Wed, 23 Aug 2017 05:00:00 GMT

Geoffrey Galt Harpham’s book takes its title from a telling anecdote. A few years ago Harpham met a Cuban immigrant on a college campus, who told of arriving, penniless and undocumented, in the 1960s and eventually earning a GED and making his way to a community college. In a literature course one day, the professor asked him, “Mr. Ramirez, what do you think?” The question, said Ramirez, changed his life because “it was the first time anyone had asked me that.” Realizing that his opinion had value set him on a course that led to his becoming a distinguished professor.             That, says Harpham, was the midcentury promise of American education, the deep current of commitment and aspiration that undergirded the educational system that was built in the postwar years, and is under extended assault today.

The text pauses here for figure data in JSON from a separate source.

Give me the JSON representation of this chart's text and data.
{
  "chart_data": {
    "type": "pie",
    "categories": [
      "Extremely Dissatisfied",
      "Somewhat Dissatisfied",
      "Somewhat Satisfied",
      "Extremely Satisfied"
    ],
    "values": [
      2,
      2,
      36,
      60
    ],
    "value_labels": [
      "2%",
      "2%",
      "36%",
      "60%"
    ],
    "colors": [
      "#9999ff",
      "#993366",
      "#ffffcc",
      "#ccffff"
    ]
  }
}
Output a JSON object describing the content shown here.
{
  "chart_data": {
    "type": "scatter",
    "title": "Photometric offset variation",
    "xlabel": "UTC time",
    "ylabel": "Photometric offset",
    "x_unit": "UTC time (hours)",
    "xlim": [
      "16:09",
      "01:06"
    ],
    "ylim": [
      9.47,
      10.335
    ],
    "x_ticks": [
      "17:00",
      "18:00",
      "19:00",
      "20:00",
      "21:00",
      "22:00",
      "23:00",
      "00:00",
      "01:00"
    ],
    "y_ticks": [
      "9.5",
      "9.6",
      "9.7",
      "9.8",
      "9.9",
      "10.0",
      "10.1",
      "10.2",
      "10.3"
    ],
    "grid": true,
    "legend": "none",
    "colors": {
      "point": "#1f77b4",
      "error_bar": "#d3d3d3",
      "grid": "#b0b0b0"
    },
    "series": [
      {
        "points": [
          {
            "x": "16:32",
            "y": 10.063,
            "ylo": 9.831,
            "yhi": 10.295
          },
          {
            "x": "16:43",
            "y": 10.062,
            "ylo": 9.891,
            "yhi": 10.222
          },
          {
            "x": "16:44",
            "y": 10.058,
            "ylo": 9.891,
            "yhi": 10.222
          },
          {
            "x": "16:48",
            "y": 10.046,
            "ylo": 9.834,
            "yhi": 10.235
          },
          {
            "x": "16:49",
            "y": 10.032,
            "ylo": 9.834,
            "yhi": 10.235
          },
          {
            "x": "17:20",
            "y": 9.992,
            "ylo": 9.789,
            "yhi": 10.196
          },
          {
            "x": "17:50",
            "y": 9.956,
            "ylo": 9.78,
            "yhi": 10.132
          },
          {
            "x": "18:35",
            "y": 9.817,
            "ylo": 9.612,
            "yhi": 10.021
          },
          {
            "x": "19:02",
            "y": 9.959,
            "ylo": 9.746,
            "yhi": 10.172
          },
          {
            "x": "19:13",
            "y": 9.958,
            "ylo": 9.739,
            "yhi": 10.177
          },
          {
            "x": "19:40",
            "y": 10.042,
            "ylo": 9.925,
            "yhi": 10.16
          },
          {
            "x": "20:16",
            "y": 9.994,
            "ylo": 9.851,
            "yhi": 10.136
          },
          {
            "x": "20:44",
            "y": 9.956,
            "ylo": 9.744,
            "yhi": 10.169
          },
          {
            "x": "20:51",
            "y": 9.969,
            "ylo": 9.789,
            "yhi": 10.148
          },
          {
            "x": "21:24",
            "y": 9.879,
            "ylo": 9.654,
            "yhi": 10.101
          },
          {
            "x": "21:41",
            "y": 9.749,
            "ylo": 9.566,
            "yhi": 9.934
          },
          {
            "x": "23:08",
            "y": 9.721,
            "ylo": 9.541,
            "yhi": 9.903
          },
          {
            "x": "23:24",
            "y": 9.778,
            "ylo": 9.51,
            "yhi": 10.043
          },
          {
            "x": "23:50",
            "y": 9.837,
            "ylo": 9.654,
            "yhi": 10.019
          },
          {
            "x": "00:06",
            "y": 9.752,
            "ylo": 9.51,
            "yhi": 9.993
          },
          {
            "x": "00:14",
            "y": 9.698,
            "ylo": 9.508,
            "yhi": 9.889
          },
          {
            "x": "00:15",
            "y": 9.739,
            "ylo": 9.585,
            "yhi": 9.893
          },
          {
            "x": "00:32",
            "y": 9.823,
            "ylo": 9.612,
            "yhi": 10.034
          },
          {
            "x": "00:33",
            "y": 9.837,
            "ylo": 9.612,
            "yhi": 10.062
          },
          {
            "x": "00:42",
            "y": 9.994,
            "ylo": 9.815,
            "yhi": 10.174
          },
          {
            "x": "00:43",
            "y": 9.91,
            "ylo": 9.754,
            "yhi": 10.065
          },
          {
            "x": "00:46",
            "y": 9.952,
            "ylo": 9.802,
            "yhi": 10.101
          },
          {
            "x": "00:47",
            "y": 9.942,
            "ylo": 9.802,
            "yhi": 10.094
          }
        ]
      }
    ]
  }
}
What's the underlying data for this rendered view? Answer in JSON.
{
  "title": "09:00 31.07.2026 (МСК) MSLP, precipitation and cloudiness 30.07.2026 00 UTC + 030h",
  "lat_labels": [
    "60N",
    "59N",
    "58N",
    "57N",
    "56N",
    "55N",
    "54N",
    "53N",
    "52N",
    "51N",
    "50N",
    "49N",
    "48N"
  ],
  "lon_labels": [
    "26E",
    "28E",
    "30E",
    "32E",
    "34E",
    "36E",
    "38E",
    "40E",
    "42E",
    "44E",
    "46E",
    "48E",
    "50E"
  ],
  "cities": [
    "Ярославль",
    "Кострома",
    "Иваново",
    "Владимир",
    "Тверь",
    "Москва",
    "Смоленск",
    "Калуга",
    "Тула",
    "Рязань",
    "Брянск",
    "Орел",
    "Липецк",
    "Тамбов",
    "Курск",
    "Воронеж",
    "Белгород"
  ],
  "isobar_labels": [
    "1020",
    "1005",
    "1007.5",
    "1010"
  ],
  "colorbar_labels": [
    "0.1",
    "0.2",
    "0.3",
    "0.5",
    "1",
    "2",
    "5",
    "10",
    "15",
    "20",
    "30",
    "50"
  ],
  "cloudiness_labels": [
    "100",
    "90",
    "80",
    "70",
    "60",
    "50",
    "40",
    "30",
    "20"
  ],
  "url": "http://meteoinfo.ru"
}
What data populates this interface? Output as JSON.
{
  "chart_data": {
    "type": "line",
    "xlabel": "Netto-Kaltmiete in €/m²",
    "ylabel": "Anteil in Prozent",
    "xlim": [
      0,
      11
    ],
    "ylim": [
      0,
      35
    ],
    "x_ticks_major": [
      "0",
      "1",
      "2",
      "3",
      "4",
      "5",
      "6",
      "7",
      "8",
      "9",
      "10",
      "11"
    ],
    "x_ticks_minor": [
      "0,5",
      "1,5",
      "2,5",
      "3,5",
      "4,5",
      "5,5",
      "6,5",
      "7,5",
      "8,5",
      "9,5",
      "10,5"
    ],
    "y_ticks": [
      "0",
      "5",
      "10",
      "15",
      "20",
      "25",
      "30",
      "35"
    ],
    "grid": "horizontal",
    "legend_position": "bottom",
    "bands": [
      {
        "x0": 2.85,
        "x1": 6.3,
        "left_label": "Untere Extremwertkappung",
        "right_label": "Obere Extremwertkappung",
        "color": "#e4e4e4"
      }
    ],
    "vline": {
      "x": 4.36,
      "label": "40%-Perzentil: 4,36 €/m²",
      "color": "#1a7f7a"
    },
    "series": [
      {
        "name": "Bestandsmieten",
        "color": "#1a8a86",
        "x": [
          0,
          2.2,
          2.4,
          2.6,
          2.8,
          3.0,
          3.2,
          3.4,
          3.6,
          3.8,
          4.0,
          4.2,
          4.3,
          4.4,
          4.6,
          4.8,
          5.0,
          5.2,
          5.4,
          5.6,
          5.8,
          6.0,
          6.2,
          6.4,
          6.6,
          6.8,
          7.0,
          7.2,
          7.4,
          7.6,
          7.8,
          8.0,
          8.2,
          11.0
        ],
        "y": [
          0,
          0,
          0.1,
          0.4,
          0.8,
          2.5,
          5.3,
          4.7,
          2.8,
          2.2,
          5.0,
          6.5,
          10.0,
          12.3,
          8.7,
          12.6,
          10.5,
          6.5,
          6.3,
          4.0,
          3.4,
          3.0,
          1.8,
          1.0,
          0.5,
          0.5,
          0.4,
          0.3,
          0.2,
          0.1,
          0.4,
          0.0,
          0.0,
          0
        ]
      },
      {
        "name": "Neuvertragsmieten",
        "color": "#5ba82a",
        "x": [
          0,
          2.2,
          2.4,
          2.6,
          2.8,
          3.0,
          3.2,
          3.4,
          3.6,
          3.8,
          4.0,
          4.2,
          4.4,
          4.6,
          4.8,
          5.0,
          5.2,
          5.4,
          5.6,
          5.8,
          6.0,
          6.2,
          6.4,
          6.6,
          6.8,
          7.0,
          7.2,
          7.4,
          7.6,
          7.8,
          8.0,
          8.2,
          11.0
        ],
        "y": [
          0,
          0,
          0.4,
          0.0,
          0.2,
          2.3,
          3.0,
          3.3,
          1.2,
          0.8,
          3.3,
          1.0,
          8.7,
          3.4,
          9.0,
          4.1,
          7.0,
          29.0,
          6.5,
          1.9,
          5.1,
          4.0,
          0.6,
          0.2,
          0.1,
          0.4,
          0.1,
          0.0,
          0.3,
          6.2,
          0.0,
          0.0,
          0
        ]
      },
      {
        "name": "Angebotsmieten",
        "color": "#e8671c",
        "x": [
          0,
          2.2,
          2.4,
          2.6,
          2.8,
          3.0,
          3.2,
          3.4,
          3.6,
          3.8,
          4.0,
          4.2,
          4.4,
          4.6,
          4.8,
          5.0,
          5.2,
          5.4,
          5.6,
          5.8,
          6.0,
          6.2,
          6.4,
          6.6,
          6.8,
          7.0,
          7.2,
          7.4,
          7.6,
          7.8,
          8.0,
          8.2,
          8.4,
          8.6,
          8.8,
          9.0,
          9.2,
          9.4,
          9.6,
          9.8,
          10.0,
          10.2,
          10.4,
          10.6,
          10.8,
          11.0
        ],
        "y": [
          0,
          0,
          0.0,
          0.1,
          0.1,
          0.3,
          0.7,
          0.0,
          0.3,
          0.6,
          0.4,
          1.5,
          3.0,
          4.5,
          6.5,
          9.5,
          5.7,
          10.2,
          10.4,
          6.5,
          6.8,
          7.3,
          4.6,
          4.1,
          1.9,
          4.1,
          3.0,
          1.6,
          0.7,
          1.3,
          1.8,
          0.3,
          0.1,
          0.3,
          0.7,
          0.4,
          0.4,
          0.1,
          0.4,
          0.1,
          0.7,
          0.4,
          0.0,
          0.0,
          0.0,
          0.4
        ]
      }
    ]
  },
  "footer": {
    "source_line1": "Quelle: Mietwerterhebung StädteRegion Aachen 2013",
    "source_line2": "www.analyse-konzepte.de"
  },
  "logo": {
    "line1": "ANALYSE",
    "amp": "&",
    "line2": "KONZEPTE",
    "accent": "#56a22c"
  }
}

The United States was founded, he argues, on the idea that interpreting its foundational documents was the highest calling of opinion, and for a brief moment at midcentury, the country turned to English teachers as the people best positioned to train students to thrive as interpreters—which is to say as citizens of a democracy. Tracing the roots of that belief in the humanities through American history, Harpham builds a strong case that, even in very different contemporary circumstances, the emphasis on social and cultural knowledge that animated the midcentury university is a resource that we can, and should, draw on today.